The last will and testament is a cornerstone of estate planning for good reason, but there are other ways to help hone the dissemination of your assets after death. Depending on the contents of your estate and your desires, you may find that living trusts are also a valuable estate planning tool.
There are two major types of living trust: irrevocable and revocable. Within these divisions, there are also more specialized trust options. Irrevocable and revocable trusts serve different purposes in estate planning.
This kind of trust you cannot make any changes to after you create it. This is because, with an irrevocable trust, any assets inside of it become the legal property of the trust. They do not belong to you anymore.
One of the major advantages that irrevocable trusts offer is that the government cannot apply estate tax to anything inside of them. Creditors may also not “go after” anything inside of an irrevocable trust: again, the assets in them do not belong to you. However, if you set up an irrevocable trust for the purpose of fraud, the courts may bring charges against you.
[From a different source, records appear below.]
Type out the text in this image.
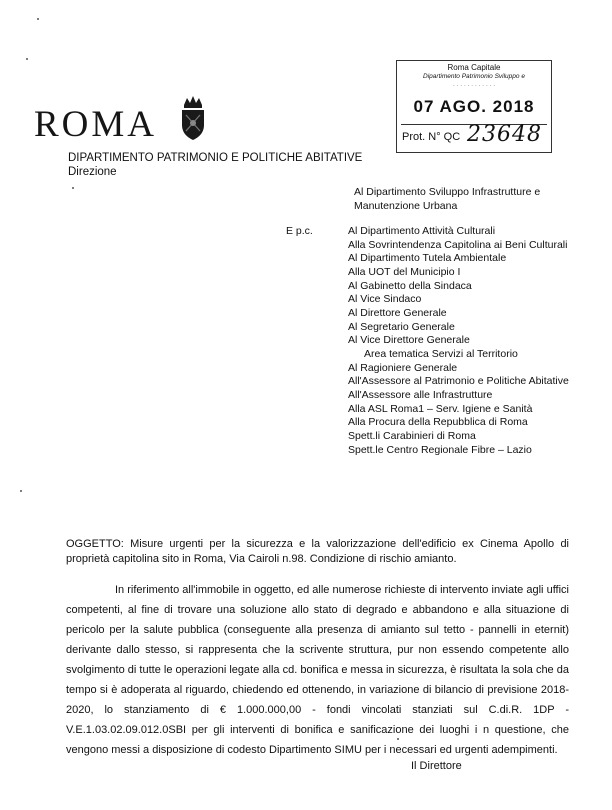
ROMA
Roma Capitale
Dipartimento Patrimonio Sviluppo e
· · · · · · · · · · · ·
07 AGO. 2018
Prot. N° QC 23648
DIPARTIMENTO PATRIMONIO E POLITICHE ABITATIVE
Direzione
Al Dipartimento Sviluppo Infrastrutture e
Manutenzione Urbana
E p.c.	Al Dipartimento Attività Culturali
Alla Sovrintendenza Capitolina ai Beni Culturali
Al Dipartimento Tutela Ambientale
Alla UOT del Municipio I
Al Gabinetto della Sindaca
Al Vice Sindaco
Al Direttore Generale
Al Segretario Generale
Al Vice Direttore Generale
Area tematica Servizi al Territorio
Al Ragioniere Generale
All'Assessore al Patrimonio e Politiche Abitative
All'Assessore alle Infrastrutture
Alla ASL Roma1 – Serv. Igiene e Sanità
Alla Procura della Repubblica di Roma
Spett.li Carabinieri di Roma
Spett.le Centro Regionale Fibre – Lazio
OGGETTO: Misure urgenti per la sicurezza e la valorizzazione dell'edificio ex Cinema Apollo di proprietà capitolina sito in Roma, Via Cairoli n.98. Condizione di rischio amianto.
In riferimento all'immobile in oggetto, ed alle numerose richieste di intervento inviate agli uffici competenti, al fine di trovare una soluzione allo stato di degrado e abbandono e alla situazione di pericolo per la salute pubblica (conseguente alla presenza di amianto sul tetto - pannelli in eternit) derivante dallo stesso, si rappresenta che la scrivente struttura, pur non essendo competente allo svolgimento di tutte le operazioni legate alla cd. bonifica e messa in sicurezza, è risultata la sola che da tempo si è adoperata al riguardo, chiedendo ed ottenendo, in variazione di bilancio di previsione 2018-2020, lo stanziamento di € 1.000.000,00 - fondi vincolati stanziati sul C.di.R. 1DP - V.E.1.03.02.09.012.0SBI per gli interventi di bonifica e sanificazione dei luoghi i n questione, che vengono messi a disposizione di codesto Dipartimento SIMU per i necessari ed urgenti adempimenti.
Il Direttore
This trust is more flexible. You can make as many changes to this kind of trust as you like, prior to your death. Anything that is inside of a revocable trust still remains your personal property.
Revocable trusts allow you to bypass probate. This means that your beneficiaries can obtain their inheritances faster.
There are a number of different estate planning tools that you can take advantage of. Living trusts give you an extra level of control over your assets.